How far can Mom go without encroaching on the daughter's "Myspace"? How long can Mom hold on to her (now imaginary) umbilical cord and not lose her daughter to the world? How short can a skirt be before it becomes too short? When does a t-shirt caption stop being funny and start being too saucy for public consumption? When does "space" become too small to be private and too large to be public? And how do you tell your daughter to dream but not to dream beyond her place in the world?
These are the questions that today's moms are grappling with daily. She's not going to find any gharelu nuskhe to help her out here. All she can do is roll with the falls, bounce with the good times, and learn from her daughter herself. Sure, she'll sometimes score high-fives, sometimes draw glares. But history will probably show this Gen M(om) will share a much stronger and healthier (if sometimes, tougher) relationship with their Gen Y daughters than any other future one in India.
Whether she knows it now or not, her daughter, her occasional best friend, is waiting at journey's end with this message: "My mom is my hero."
More and more Indian women have lately been marrying in their late 20s or even early 30s.
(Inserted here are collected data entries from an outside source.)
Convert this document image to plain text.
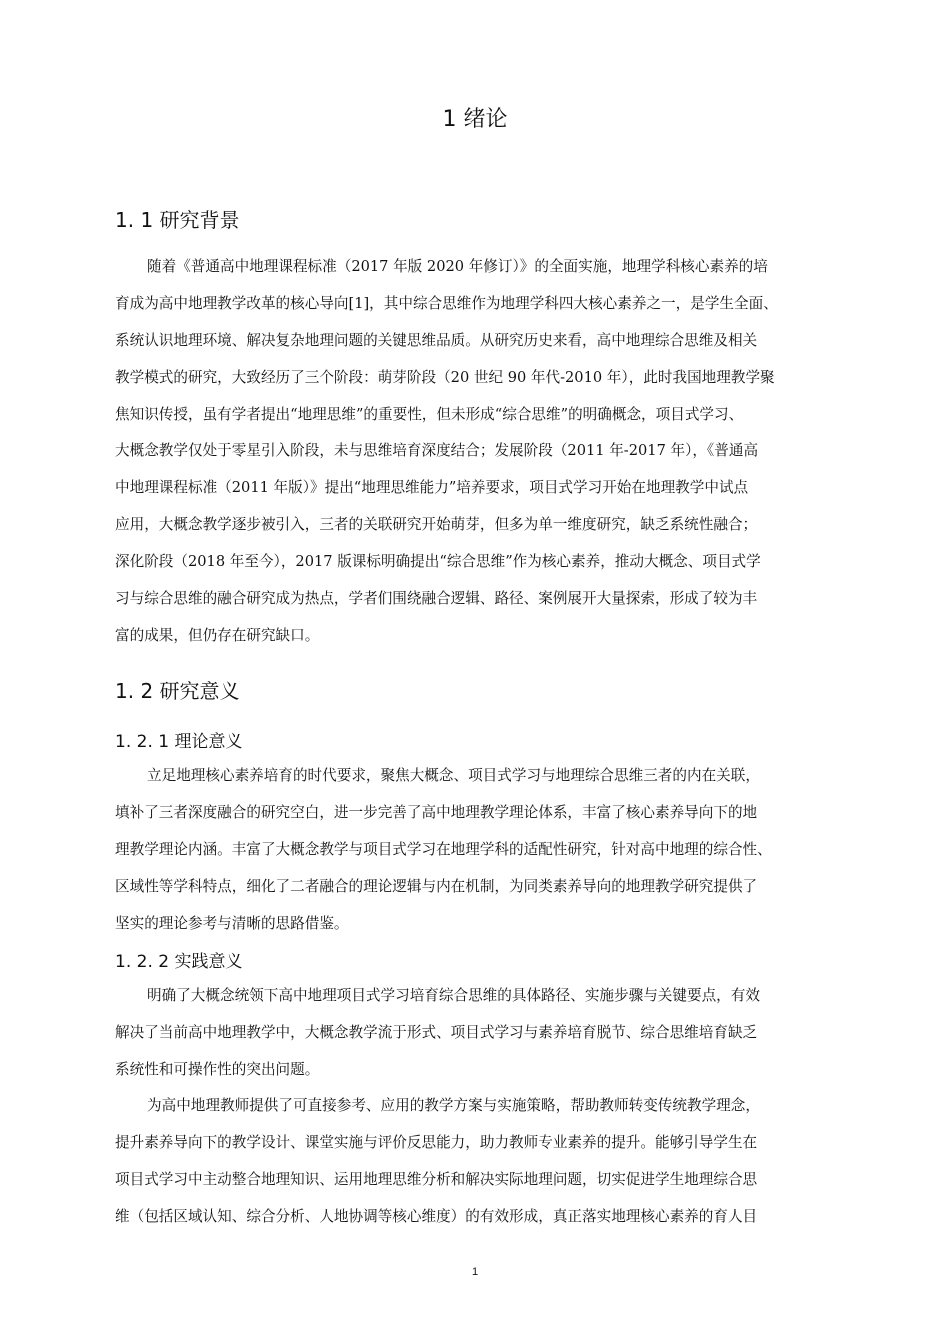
1 绪论
1. 1 研究背景
随着《普通高中地理课程标准（2017 年版 2020 年修订）》的全面实施，地理学科核心素养的培
育成为高中地理教学改革的核心导向[1]，其中综合思维作为地理学科四大核心素养之一，是学生全面、
系统认识地理环境、解决复杂地理问题的关键思维品质。从研究历史来看，高中地理综合思维及相关
教学模式的研究，大致经历了三个阶段：萌芽阶段（20 世纪 90 年代-2010 年），此时我国地理教学聚
焦知识传授，虽有学者提出“地理思维”的重要性，但未形成“综合思维”的明确概念，项目式学习、
大概念教学仅处于零星引入阶段，未与思维培育深度结合；发展阶段（2011 年-2017 年），《普通高
中地理课程标准（2011 年版）》提出“地理思维能力”培养要求，项目式学习开始在地理教学中试点
应用，大概念教学逐步被引入，三者的关联研究开始萌芽，但多为单一维度研究，缺乏系统性融合；
深化阶段（2018 年至今），2017 版课标明确提出“综合思维”作为核心素养，推动大概念、项目式学
习与综合思维的融合研究成为热点，学者们围绕融合逻辑、路径、案例展开大量探索，形成了较为丰
富的成果，但仍存在研究缺口。
1. 2 研究意义
1. 2. 1 理论意义
立足地理核心素养培育的时代要求，聚焦大概念、项目式学习与地理综合思维三者的内在关联，
填补了三者深度融合的研究空白，进一步完善了高中地理教学理论体系，丰富了核心素养导向下的地
理教学理论内涵。丰富了大概念教学与项目式学习在地理学科的适配性研究，针对高中地理的综合性、
区域性等学科特点，细化了二者融合的理论逻辑与内在机制，为同类素养导向的地理教学研究提供了
坚实的理论参考与清晰的思路借鉴。
1. 2. 2 实践意义
明确了大概念统领下高中地理项目式学习培育综合思维的具体路径、实施步骤与关键要点，有效
解决了当前高中地理教学中，大概念教学流于形式、项目式学习与素养培育脱节、综合思维培育缺乏
系统性和可操作性的突出问题。
为高中地理教师提供了可直接参考、应用的教学方案与实施策略，帮助教师转变传统教学理念，
提升素养导向下的教学设计、课堂实施与评价反思能力，助力教师专业素养的提升。能够引导学生在
项目式学习中主动整合地理知识、运用地理思维分析和解决实际地理问题，切实促进学生地理综合思
维（包括区域认知、综合分析、人地协调等核心维度）的有效形成，真正落实地理核心素养的育人目
1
They've themselves grown up at least partly with a fast-liberalizing economic and cultural world in India. They have seen first-hand the stretched limits of morality and frugality. And given all of this, you might expect them to be more understanding and better able to cope with the expectations of their future adolescent/young adult daughters -- in terms of freedom, attitude, and behaviour. But if history is any indicator, we don't learn from our own follies. In the West today, some Hippies/Flower Children of the 1960s are today some of the most conservative parents themselves. Perhaps this next generation of Indian moms would've learned from their predecessors. Perhaps not. One thing is for sure: today's Indian Mom is a great example of one of the toughest balancing acts. Sure, it's not perfect. She's swaying on the rope sometimes. She may appear to wobble occasionally. But she's willing to tough it out. And whether she knows it now or not, her daughter, her occasional best friend, is waiting at journey's end with this message: "My mom is my hero."